A wildfire burning in a remote rainforest in Hawaii is underscoring a new reality for the normally lush island state just a few months after a devastating blaze on a neighbouring island levelled an entire town and killed at least 99 people.

No-one was injured and no homes were damaged in the latest fire, which scorched mountain ridges on Oahu, but the flames wiped out irreplaceable native forestland that is home to nearly two dozen fragile species.

Experts said the ingredients were the same as they were in fire-ravaged Maui’s historic town of Lahaina: severe drought fuelled by climate change is creating fire in Hawaii where it has almost never been before.

JC Watson, the manager of the Koolau Mountains Watershed Partnership, which helps take care of the land on Oahu.
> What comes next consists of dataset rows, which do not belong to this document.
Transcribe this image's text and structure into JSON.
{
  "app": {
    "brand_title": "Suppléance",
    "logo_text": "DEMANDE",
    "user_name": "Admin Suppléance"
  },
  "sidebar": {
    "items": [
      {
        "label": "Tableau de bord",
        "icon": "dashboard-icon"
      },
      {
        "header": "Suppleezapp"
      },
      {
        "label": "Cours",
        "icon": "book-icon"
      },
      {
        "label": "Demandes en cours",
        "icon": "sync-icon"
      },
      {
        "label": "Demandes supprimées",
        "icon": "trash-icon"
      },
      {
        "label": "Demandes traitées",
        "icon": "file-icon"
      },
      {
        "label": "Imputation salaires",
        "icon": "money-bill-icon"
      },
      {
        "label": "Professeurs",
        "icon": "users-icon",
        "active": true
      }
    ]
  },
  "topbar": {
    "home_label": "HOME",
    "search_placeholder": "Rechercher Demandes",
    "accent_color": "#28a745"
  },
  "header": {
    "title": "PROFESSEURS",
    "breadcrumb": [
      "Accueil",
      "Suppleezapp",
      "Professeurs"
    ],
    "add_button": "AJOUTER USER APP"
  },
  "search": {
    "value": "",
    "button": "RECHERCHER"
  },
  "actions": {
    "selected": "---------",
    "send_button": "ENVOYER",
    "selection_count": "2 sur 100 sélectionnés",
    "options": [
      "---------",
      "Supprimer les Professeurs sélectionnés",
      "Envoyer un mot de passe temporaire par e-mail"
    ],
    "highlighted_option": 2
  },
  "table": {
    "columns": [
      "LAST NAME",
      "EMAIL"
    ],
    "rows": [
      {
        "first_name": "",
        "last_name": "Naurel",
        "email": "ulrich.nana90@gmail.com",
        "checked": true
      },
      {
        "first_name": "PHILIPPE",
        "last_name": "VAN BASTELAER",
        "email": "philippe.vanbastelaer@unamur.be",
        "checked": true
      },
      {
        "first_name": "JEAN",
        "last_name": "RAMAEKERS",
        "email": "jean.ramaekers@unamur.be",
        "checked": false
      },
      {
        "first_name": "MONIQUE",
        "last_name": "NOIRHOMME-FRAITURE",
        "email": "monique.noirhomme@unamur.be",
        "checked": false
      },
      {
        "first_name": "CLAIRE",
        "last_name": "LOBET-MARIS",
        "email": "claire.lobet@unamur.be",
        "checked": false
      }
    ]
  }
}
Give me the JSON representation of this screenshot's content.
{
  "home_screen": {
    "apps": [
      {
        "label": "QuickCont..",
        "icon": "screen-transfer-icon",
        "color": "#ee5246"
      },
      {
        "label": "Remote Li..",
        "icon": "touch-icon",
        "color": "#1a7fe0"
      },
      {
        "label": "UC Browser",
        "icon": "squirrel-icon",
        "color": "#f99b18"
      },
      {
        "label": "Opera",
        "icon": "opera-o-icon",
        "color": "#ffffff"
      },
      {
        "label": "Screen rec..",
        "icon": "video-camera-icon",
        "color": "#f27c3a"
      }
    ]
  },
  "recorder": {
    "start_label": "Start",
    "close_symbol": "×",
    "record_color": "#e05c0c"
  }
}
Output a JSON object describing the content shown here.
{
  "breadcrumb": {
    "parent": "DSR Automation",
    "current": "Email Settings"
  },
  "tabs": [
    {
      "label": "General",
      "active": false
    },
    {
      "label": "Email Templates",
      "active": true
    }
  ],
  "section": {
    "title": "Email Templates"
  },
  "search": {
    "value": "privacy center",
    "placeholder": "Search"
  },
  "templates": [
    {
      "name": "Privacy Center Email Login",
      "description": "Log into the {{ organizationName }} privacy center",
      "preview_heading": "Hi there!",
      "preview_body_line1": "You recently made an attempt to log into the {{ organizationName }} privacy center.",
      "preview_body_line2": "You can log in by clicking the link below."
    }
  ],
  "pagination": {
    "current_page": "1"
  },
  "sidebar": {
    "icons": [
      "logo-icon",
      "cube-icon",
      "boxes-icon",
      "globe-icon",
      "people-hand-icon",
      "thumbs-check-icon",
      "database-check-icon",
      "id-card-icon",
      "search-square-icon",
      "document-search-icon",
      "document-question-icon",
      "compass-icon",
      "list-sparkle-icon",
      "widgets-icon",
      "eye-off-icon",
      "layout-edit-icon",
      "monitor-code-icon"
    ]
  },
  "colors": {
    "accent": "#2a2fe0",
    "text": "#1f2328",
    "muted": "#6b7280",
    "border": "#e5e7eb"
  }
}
He recalled the “beautiful native forest” had uluhe fern, which often dominate Hawaii rainforests, and koa trees whose wood has traditionally been used to make canoes, surfboards and ukuleles.

“It’s not a full-on clean burn, but it is pretty moonscape-looking out there,” he said.

Wildfire damage
The charred forest left behind by the wildfire on Oahu (Ryan Aguilar/Hawaii Department of Land and Natural Resources/AP)

The fact the latest fire was on Oahu’s wetter, windward side is a “red flag to all of us that there is change afoot”, said Sam ’Ohu Gon, senior scientist and cultural adviser at the Nature Conservancy in Hawaii.

The fire mostly burned inside the Oahu Forest National Wildlife Refuge, which is home to 22 species listed as endangered or threatened by the US government.

They include iiwi and elepaio birds, a tree snail called pupu kani oe, and the Hawaiian hoary bat known as opeapea. The US Fish and Wildlife Service, which manages the refuge, said it does not yet know what plants or wildlife may have been damaged or harmed by the fire.

The fire incinerated 2.5 square miles since first being spotted on October 30 and was 90% contained as of Friday. Officials were investigating the cause of the blaze, which was roughly 20 miles north of Honolulu.

The flames have left gaping, dark bald spots amid a blanket of thick green where the fire did not burn. The skeletons of blackened trees poke from the charred landscape.

The burn area may seem relatively small compared to wildfires on the US continent, which can raze hundreds of square miles. But Hawaii’s intact native ecosystems are not large to begin with, especially on smaller islands like Oahu, so even limited fires have far-reaching consequences.

Rainforest
The rainforest was home to koa trees and uluhe fern (JC Watson/AP)

One major concern is what plants will grow in place of the native forest.

Hawaii’s native plants evolved without encountering regular fires and fire is not part of their natural life cycle. Faster-growing non-native plants with more seeds tend to sprout in place of native species afterwards.

Mr Watson said an Oahu forest near the latest fire had uluhe ferns, koa trees and ohia trees before a blaze burned less than a square mile of it 2015. Now the land features invasive grasses that are more fire-prone, and some slow-growing koa.

A much larger 2016 fire in the Waianae mountains on the other side of Oahu took out one of the last remaining populations of a rare tree gardenia, said Mr Gon.

There are also cultural losses when native forest burns. Mr Gon recalled an old Central Oahu story about a warrior who was thrown off a cliff while battling an enemy chief. His fall was stopped by an ohia tree, another plant common in the incinerated area. Feathers from Hawaii’s forest birds were once used to make cloaks and helmets worn by chiefs.

Mr Watson’s organisation is co-ordinating with the Fish and Wildlife Service to conduct initial surveys of the damage. They will devise a restoration plan that will include invasive species control and planting native species. But there are limits to what can be done.

“It’ll never be able to be returned to its previous state within our lifetimes,” Mr Watson said. “It’s forever changed, unfortunately.”